Processing math: 100%

Lecture 12 Problems

Problem 1

Consider the following pair of plots. Each plot shows the training progress of a model. You may assume that the axis scales and the training data are identical between the plots. The only difference is which model is being trained.

Answer the following questions about these training plots:

1. Does the word “overfitting” apply to either model? Explain your answer.
1. Does the word “underfitting” apply to either model? Explain your answer.
1. Suppose I tell you that one of these models was much larger than the other. Would this more likely be the model on the left, or the model on the right?
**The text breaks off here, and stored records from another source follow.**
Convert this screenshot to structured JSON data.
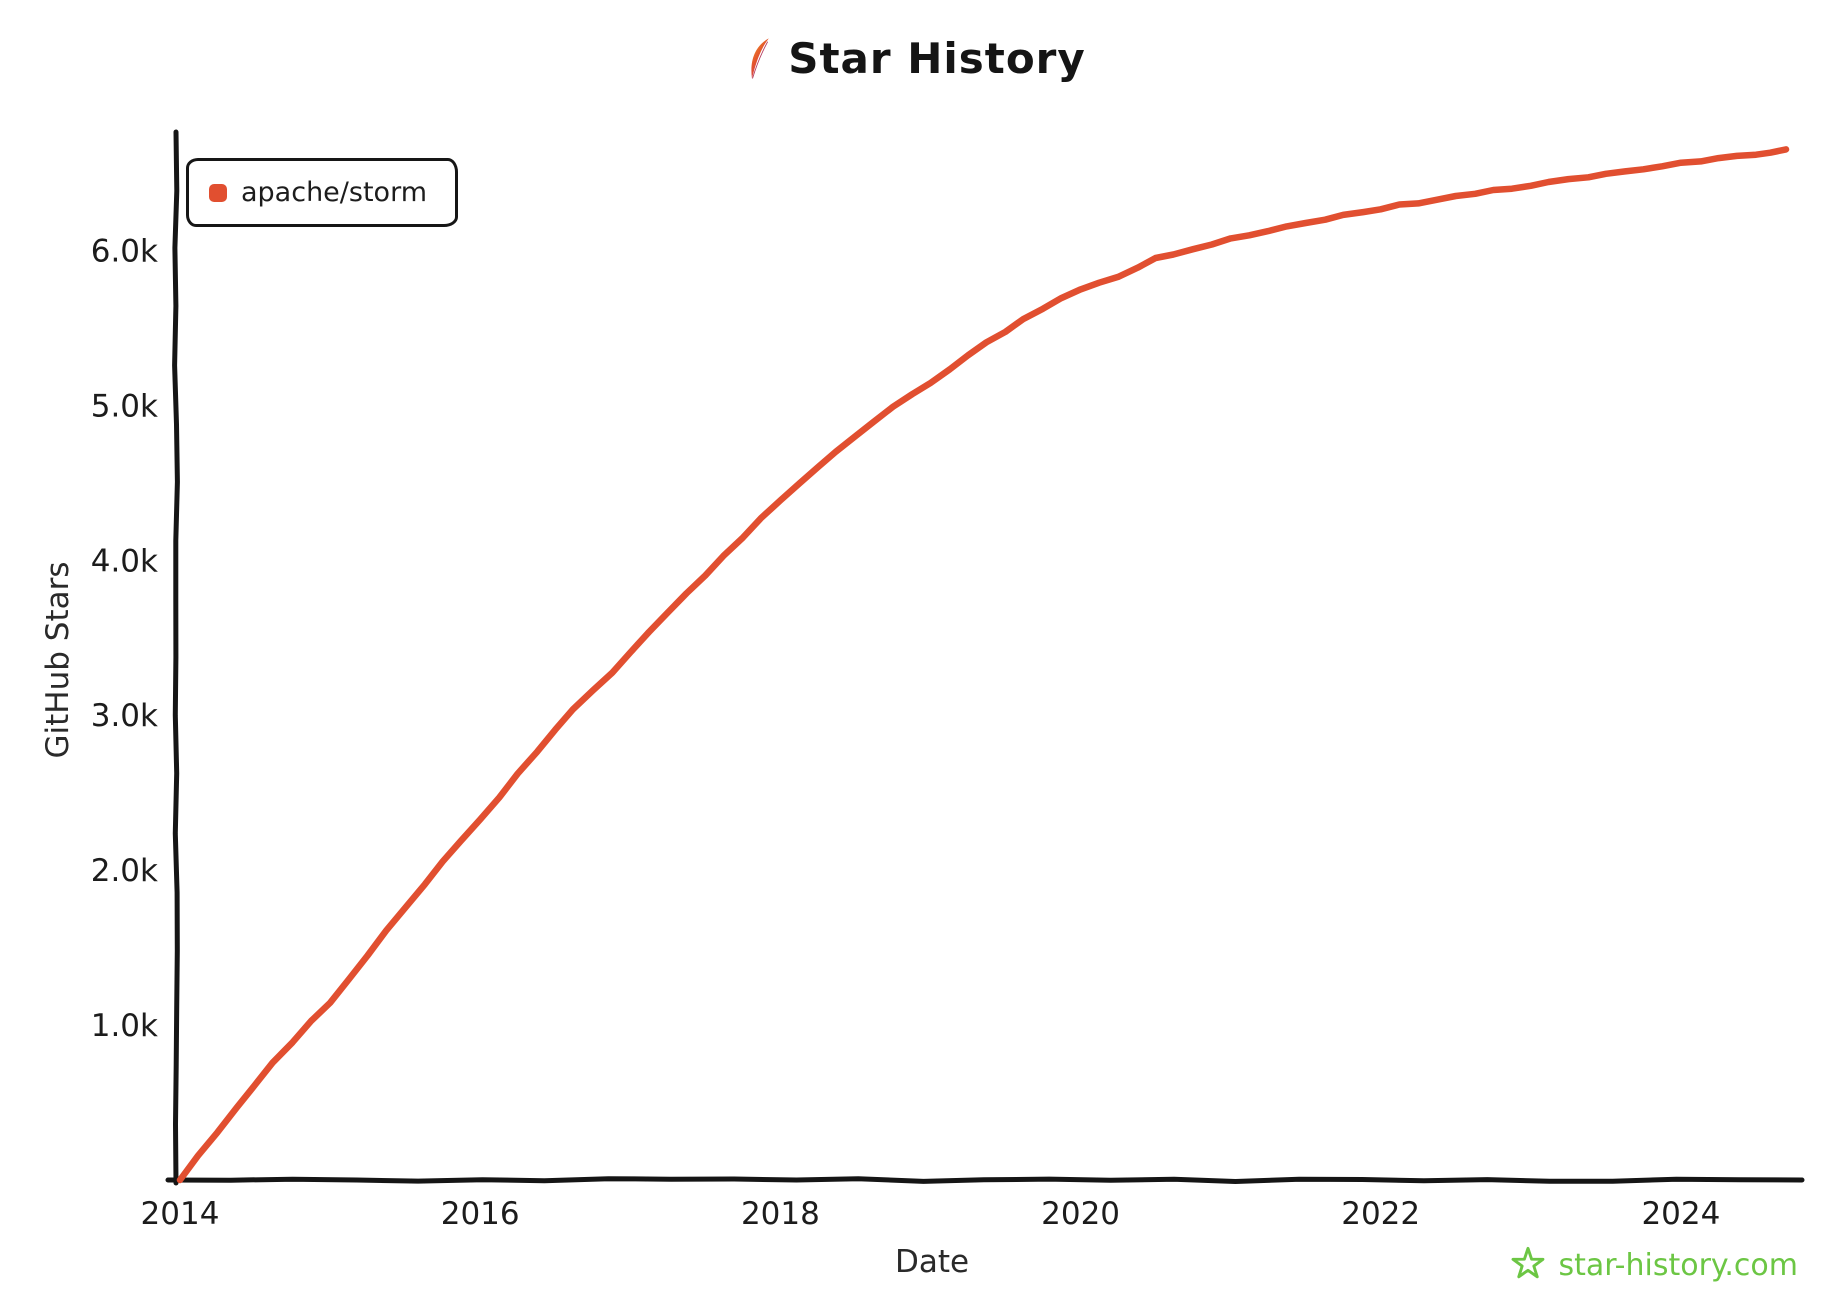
{
  "title": {
    "text": "Star History"
  },
  "legend": {
    "items": [
      {
        "label": "apache/storm",
        "color": "#e14f30"
      }
    ]
  },
  "footer": {
    "brand": "star-history.com",
    "color": "#6cc644"
  },
  "chart_data": {
    "type": "line",
    "title": "Star History",
    "xlabel": "Date",
    "ylabel": "GitHub Stars",
    "grid": false,
    "legend_position": "top-left",
    "xlim": [
      2014,
      2024.7
    ],
    "ylim": [
      0,
      6700
    ],
    "x_tick_values": [
      2014,
      2016,
      2018,
      2020,
      2022,
      2024
    ],
    "x_tick_labels": [
      "2014",
      "2016",
      "2018",
      "2020",
      "2022",
      "2024"
    ],
    "y_tick_values": [
      1000,
      2000,
      3000,
      4000,
      5000,
      6000
    ],
    "y_tick_labels": [
      "1.0k",
      "2.0k",
      "3.0k",
      "4.0k",
      "5.0k",
      "6.0k"
    ],
    "series": [
      {
        "name": "apache/storm",
        "color": "#e14f30",
        "x": [
          2014.0,
          2014.25,
          2014.5,
          2014.75,
          2015.0,
          2015.25,
          2015.5,
          2015.75,
          2016.0,
          2016.25,
          2016.5,
          2016.75,
          2017.0,
          2017.25,
          2017.5,
          2017.75,
          2018.0,
          2018.25,
          2018.5,
          2018.75,
          2019.0,
          2019.25,
          2019.5,
          2019.75,
          2020.0,
          2020.25,
          2020.5,
          2020.75,
          2021.0,
          2021.25,
          2021.5,
          2021.75,
          2022.0,
          2022.25,
          2022.5,
          2022.75,
          2023.0,
          2023.25,
          2023.5,
          2023.75,
          2024.0,
          2024.25,
          2024.5,
          2024.7
        ],
        "y": [
          0,
          310,
          620,
          890,
          1150,
          1450,
          1760,
          2050,
          2330,
          2620,
          2900,
          3160,
          3400,
          3660,
          3900,
          4150,
          4380,
          4600,
          4800,
          4990,
          5150,
          5320,
          5480,
          5620,
          5750,
          5830,
          5950,
          6010,
          6080,
          6130,
          6180,
          6230,
          6270,
          6310,
          6350,
          6390,
          6420,
          6460,
          6490,
          6520,
          6560,
          6590,
          6620,
          6650
        ]
      }
    ]
  }
}
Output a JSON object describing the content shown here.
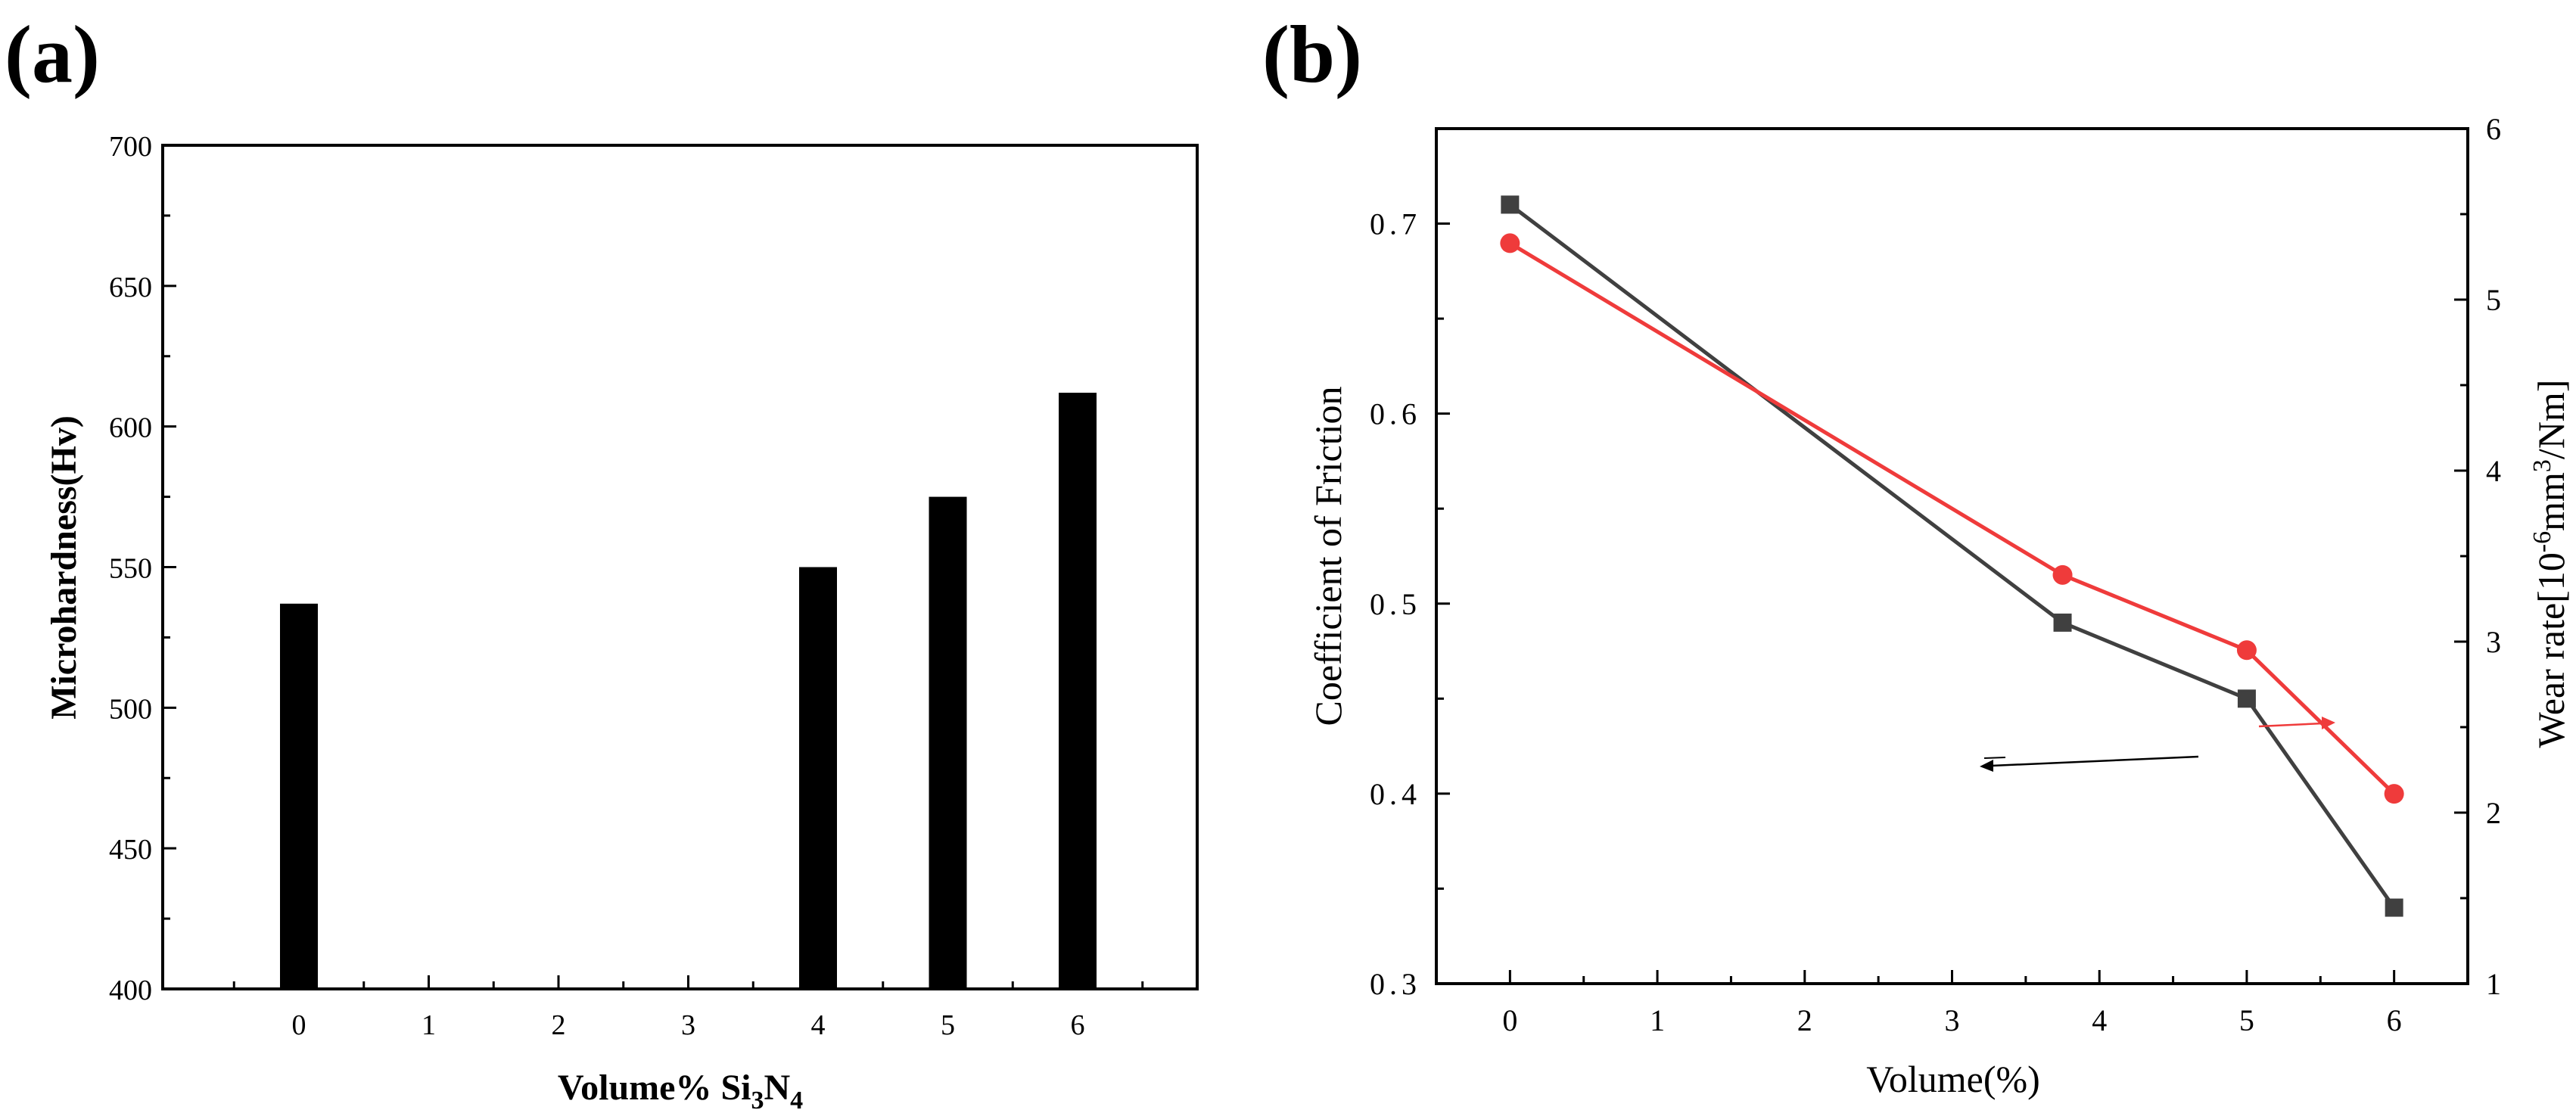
{
  "chart_data": [
    {
      "panel_label": "(a)",
      "type": "bar",
      "title": "",
      "xlabel_prefix": "Volume% Si",
      "xlabel_sub1": "3",
      "xlabel_mid": "N",
      "xlabel_sub2": "4",
      "ylabel": "Microhardness(Hv)",
      "categories": [
        "0",
        "1",
        "2",
        "3",
        "4",
        "5",
        "6"
      ],
      "values": [
        537,
        null,
        null,
        null,
        550,
        575,
        612
      ],
      "ylim": [
        400,
        700
      ],
      "yticks": [
        "400",
        "450",
        "500",
        "550",
        "600",
        "650",
        "700"
      ],
      "bar_color": "#000000"
    },
    {
      "panel_label": "(b)",
      "type": "line",
      "title": "",
      "xlabel": "Volume(%)",
      "ylabel_left": "Coefficient of Friction",
      "ylabel_right_prefix": "Wear rate[10",
      "ylabel_right_sup1": "-6",
      "ylabel_right_mid": "mm",
      "ylabel_right_sup2": "3",
      "ylabel_right_suffix": "/Nm]",
      "xlim": [
        -0.5,
        6.5
      ],
      "xticks": [
        "0",
        "1",
        "2",
        "3",
        "4",
        "5",
        "6"
      ],
      "ylim_left": [
        0.3,
        0.75
      ],
      "yticks_left": [
        "0.3",
        "0.4",
        "0.5",
        "0.6",
        "0.7"
      ],
      "ylim_right": [
        1,
        6
      ],
      "yticks_right": [
        "1",
        "2",
        "3",
        "4",
        "5",
        "6"
      ],
      "series": [
        {
          "name": "Coefficient of Friction",
          "axis": "left",
          "marker": "square",
          "color": "#404040",
          "x": [
            0,
            3.75,
            5,
            6
          ],
          "y": [
            0.71,
            0.49,
            0.45,
            0.34
          ]
        },
        {
          "name": "Wear rate",
          "axis": "right",
          "marker": "circle",
          "color": "#ef3b3b",
          "x": [
            0,
            3.75,
            5,
            6
          ],
          "y": [
            5.33,
            3.39,
            2.95,
            2.11
          ]
        }
      ]
    }
  ]
}
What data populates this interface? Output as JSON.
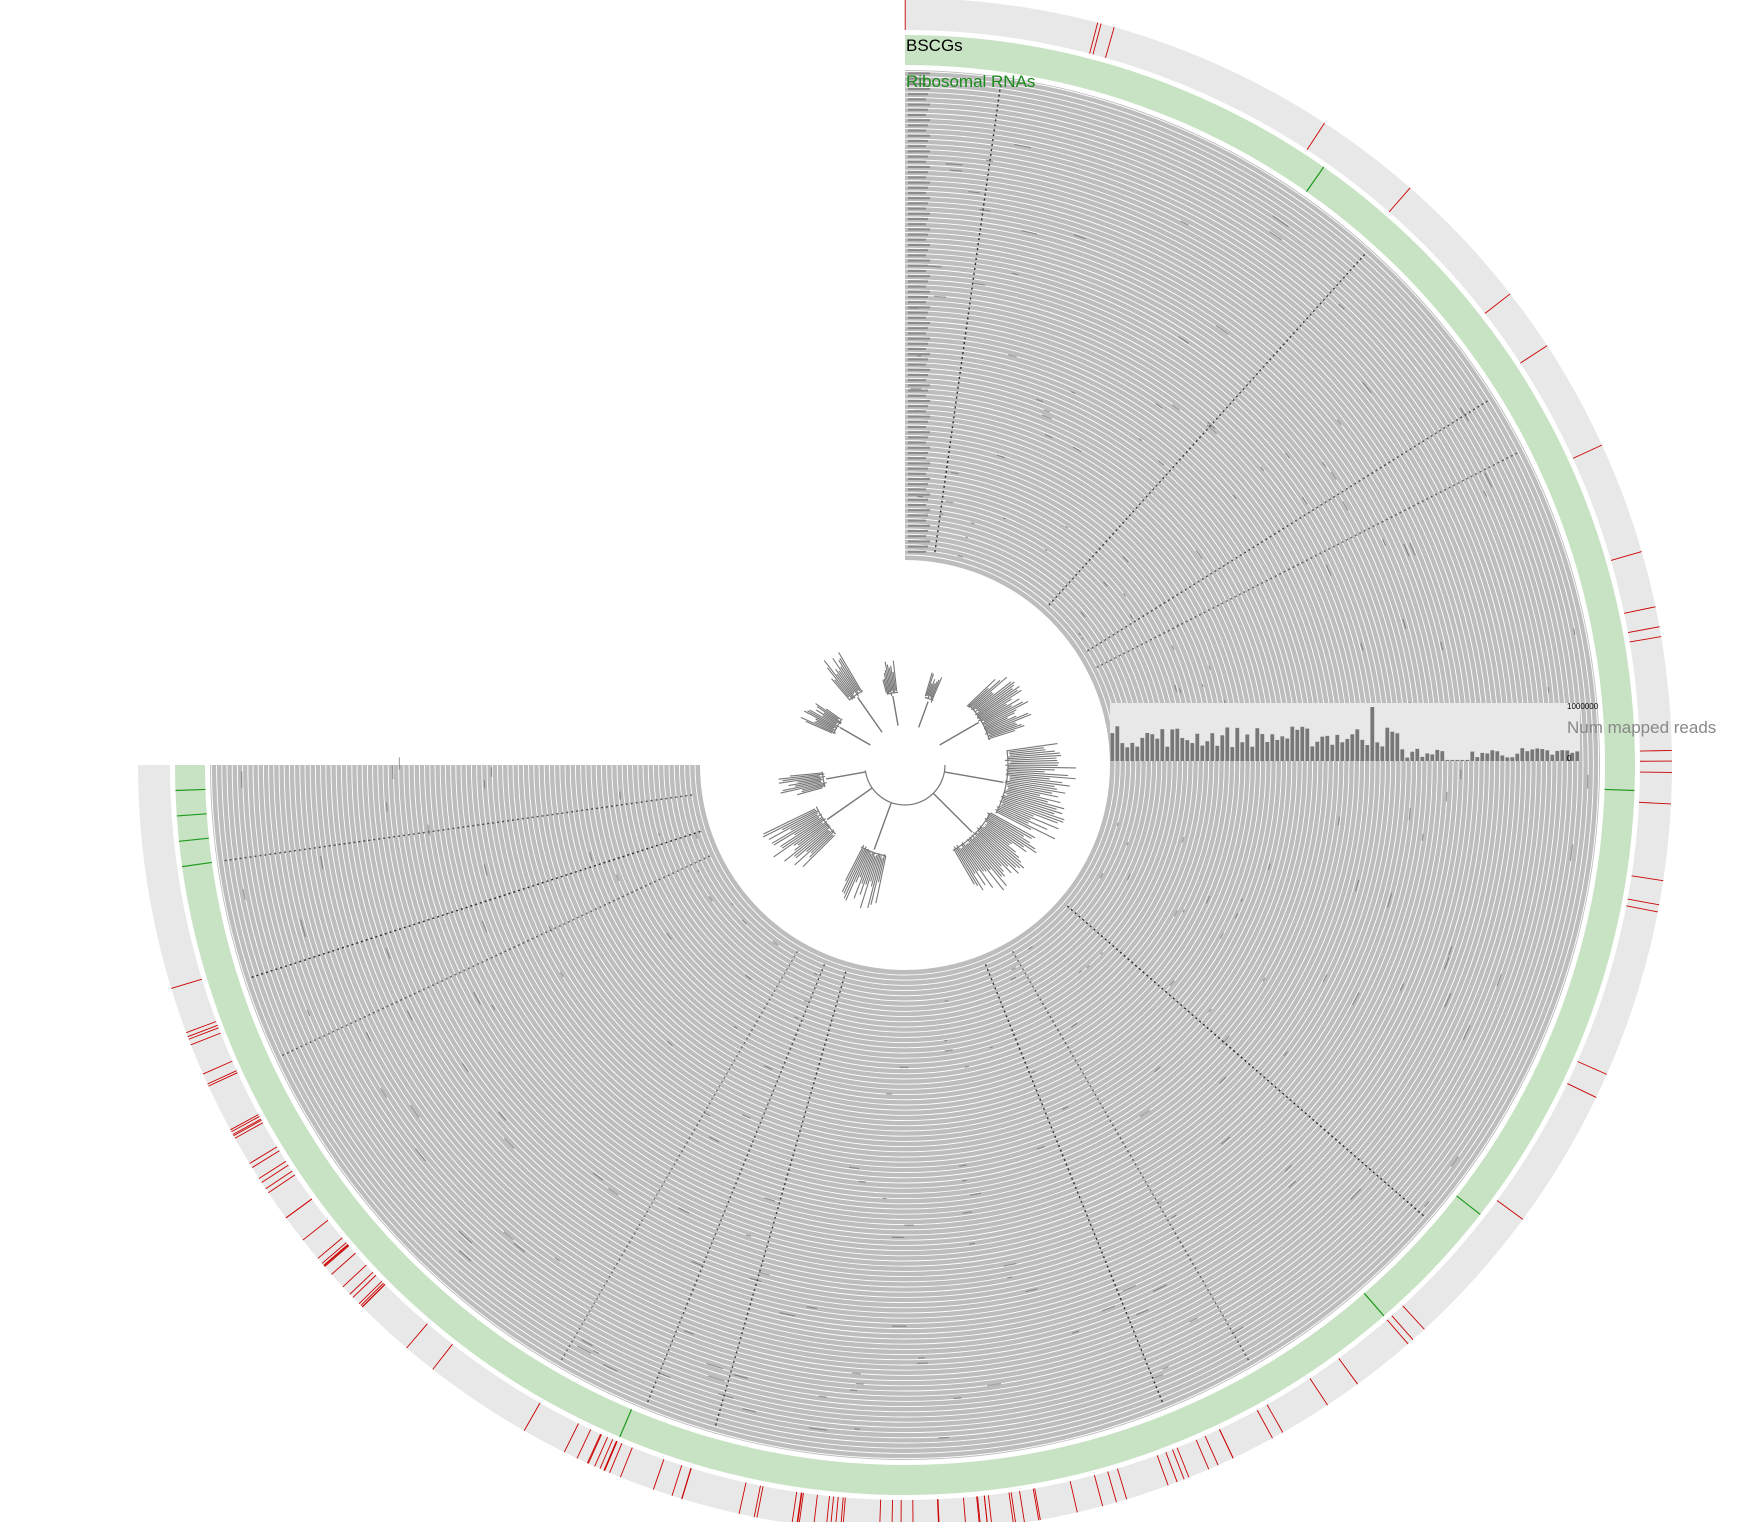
{
  "layers": {
    "bscg": {
      "label": "BSCGs",
      "text_color": "#000000",
      "track_color": "#e8e8e8",
      "mark_color": "#cc0000"
    },
    "rrna": {
      "label": "Ribosomal RNAs",
      "text_color": "#1a8a1a",
      "track_color": "#c8e3c3",
      "mark_color": "#1f9a1f"
    },
    "samples": {
      "ring_fill": "#bdbdbd",
      "separator_color": "#ffffff",
      "hit_color": "#1a1a1a"
    },
    "mapped_reads": {
      "label": "Num mapped reads",
      "text_color": "#888888",
      "max_label": "1000000",
      "min_label": "0",
      "bar_color": "#777777",
      "panel_color": "#e8e8e8"
    }
  },
  "tree": {
    "stroke_color": "#777777"
  }
}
Why?
1. If you could only choose from these two plots, which model would you rather use, and why?

Problem 2

In your own words, why is it important to have seperate datasets for training and validation? Which is a better measure of real-world performance?

Problem 3

Intuitively, we often talk about the performance of a model as “accuracy”. But there is no single accuracy formula that applies to all problems. Instead, let’s talk about a “loss function” that measures how good a model’s prediction is.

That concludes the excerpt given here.